RE: being more open with evaluations; yeah I totally agree with you, and think you’re right that explaining when we depart from GiveWell is esp important. (Some places where we’ve just started to do this: Vadim’s education work, my mass media stuff. But I haven’t published actual FO evals as often). IMO our evals are rigorous, without being as in-depth as GiveWell; there’s a process of understanding the area (some of our cause area reports are on the EA forum), then a ~25 page ish eval & CEA, and red-teaming. Our rapid grants are shorter, but still have an eval, CEA/ BOTEC + red-teaming.

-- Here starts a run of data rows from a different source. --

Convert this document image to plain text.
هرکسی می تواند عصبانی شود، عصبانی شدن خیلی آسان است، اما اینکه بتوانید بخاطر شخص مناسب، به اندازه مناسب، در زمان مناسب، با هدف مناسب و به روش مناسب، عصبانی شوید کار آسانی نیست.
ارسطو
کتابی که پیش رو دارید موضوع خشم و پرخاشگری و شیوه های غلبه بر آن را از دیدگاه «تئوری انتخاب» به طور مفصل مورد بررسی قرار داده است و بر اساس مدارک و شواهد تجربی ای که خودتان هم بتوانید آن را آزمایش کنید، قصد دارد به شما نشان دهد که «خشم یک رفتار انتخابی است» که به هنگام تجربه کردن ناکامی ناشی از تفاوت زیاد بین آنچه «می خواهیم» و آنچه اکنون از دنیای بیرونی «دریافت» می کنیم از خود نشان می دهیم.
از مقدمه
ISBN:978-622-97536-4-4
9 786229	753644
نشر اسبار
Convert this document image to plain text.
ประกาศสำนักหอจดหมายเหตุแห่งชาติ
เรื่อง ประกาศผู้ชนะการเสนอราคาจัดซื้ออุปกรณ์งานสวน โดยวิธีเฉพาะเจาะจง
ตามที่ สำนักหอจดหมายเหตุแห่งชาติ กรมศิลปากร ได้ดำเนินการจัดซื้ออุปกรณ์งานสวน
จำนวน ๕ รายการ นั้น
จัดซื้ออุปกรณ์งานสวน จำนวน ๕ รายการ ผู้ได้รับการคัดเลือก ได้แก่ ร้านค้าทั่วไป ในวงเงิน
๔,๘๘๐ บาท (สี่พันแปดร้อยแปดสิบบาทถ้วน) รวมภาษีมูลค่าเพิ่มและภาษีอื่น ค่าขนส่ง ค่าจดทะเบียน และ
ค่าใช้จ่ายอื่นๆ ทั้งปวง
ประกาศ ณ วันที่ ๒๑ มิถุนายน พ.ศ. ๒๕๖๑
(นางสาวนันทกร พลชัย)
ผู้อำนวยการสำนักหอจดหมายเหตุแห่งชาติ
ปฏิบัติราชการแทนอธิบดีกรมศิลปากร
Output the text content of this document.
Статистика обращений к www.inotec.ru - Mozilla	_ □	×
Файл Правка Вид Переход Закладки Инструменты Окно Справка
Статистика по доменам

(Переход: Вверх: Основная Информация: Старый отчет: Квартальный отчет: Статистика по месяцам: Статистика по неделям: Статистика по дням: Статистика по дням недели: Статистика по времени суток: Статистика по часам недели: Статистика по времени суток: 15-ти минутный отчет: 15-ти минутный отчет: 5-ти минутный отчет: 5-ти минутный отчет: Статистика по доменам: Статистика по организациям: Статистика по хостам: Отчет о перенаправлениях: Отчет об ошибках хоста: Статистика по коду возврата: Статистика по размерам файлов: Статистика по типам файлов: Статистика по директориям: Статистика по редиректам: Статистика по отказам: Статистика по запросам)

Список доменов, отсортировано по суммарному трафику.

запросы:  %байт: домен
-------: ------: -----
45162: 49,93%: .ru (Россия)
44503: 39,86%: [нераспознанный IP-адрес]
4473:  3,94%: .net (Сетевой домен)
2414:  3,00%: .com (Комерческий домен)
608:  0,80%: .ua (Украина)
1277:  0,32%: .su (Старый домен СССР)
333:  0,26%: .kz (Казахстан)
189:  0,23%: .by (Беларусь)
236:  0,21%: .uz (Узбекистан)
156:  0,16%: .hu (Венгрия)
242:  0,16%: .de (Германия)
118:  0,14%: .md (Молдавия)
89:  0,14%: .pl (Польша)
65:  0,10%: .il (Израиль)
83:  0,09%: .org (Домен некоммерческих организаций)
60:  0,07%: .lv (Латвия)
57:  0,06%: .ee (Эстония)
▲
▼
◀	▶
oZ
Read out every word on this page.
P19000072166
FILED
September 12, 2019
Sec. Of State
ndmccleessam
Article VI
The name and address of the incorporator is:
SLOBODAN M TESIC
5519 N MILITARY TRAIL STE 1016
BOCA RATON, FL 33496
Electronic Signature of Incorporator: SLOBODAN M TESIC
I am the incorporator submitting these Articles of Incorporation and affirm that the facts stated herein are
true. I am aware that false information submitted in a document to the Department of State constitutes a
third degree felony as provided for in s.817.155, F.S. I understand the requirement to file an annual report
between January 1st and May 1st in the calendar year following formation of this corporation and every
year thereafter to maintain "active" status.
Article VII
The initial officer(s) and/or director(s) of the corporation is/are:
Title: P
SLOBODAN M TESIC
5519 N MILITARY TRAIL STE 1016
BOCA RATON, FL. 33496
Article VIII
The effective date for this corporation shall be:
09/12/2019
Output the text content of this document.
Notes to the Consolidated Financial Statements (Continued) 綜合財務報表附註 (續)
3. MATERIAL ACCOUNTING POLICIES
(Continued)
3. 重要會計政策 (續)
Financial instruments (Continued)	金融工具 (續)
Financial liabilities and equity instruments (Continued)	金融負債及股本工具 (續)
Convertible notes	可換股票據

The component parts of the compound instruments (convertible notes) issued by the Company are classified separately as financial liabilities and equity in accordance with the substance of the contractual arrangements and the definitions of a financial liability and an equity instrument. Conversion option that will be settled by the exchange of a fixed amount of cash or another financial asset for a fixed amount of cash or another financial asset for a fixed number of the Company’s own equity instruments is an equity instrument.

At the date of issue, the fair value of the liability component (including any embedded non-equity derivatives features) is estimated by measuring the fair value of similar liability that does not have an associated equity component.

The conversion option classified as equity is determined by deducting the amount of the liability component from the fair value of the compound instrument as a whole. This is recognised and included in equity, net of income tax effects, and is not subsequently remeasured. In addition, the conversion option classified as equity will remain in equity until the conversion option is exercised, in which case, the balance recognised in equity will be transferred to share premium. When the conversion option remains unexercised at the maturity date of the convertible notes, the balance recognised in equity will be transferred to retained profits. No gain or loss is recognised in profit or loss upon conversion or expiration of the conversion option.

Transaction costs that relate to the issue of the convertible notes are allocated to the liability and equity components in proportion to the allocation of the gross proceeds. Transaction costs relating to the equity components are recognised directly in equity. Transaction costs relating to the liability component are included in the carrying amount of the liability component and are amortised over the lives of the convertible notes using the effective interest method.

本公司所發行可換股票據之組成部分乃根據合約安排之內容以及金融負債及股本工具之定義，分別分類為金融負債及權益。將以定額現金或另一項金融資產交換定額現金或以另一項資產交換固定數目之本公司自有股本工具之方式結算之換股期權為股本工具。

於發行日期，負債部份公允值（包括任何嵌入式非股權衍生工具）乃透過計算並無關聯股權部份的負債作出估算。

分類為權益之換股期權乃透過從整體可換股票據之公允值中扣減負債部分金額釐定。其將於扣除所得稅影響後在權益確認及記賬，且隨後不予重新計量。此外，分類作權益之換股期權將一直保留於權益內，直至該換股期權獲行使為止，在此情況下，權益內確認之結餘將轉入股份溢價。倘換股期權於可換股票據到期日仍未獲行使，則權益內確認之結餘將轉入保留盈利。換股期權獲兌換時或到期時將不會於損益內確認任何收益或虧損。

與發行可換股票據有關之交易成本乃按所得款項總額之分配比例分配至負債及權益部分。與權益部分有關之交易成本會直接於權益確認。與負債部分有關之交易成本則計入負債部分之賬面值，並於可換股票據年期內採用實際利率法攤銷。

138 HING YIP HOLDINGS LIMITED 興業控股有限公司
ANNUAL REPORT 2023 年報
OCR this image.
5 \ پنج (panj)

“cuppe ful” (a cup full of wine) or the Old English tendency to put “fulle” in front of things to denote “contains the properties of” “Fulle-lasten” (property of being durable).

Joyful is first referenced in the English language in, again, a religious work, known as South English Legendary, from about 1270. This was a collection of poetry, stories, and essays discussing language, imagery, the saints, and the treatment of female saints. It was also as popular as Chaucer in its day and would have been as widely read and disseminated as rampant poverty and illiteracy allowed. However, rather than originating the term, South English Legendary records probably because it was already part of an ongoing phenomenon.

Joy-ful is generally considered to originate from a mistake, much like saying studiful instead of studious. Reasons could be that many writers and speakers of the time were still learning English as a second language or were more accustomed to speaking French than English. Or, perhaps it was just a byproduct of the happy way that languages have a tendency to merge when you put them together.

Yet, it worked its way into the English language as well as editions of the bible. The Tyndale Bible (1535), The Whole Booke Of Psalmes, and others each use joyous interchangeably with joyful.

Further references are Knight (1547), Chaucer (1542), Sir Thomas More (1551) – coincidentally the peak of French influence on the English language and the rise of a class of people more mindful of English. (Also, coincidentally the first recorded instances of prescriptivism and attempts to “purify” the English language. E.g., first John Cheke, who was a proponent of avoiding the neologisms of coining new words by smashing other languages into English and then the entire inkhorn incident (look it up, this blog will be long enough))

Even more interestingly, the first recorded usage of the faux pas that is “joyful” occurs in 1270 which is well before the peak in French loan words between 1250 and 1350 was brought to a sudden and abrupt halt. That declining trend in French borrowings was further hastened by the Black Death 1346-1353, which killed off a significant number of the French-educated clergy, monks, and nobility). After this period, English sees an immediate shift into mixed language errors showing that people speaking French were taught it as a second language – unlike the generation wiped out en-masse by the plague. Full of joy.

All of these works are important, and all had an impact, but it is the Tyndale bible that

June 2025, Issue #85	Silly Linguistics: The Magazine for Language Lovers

Thanks for elaborating, Rosie! I said over 90 % of the grants you made were to organisations already supported by EA, but I have now corrected it to 71.8 % (see 2nd paragraph of my comment). I was relying on the total money granted displayed on the website, but I do not think it is correct. Now I am just adding up the amount of all the grants there.
The 3 organisations above were incubated by Charity Entrepeneurship (see links in my previous comment), which is very much aligned with effective altruism, so I assume they take most of the credit for their existence and evaluation.
Open Phil has granted 2.1 M$ to 1Day Sooner from 2020 to 2021. I also do not recall EA-aligned funders supporting Ubongo or Essential. I think you could link to the websites of these organisations in the page of your fund, as you did for the other grants.
correct: to be absolutely clear, CE and the orgs themselves definitely incubated and developed the first CEAs for the CE charities (not us!). Thanks for this, will edit my comment. What I meant was is that evaluating and supporting orgs in the ‘no longer a seed stage charity but also not yet at scale’ stage is a key role that I see for the FP GHD fund, and I think we’ve had previous success here.
Yep, 1DS’ pandemic preparedness has been supported by OP. And thanks, I will mention to our comms team. FYI that our impact report is upcoming onto the website, which will list all recent grantmaking.
(also cheers for this post, and making the subtleties & differences between different GHD funds etc clearer!)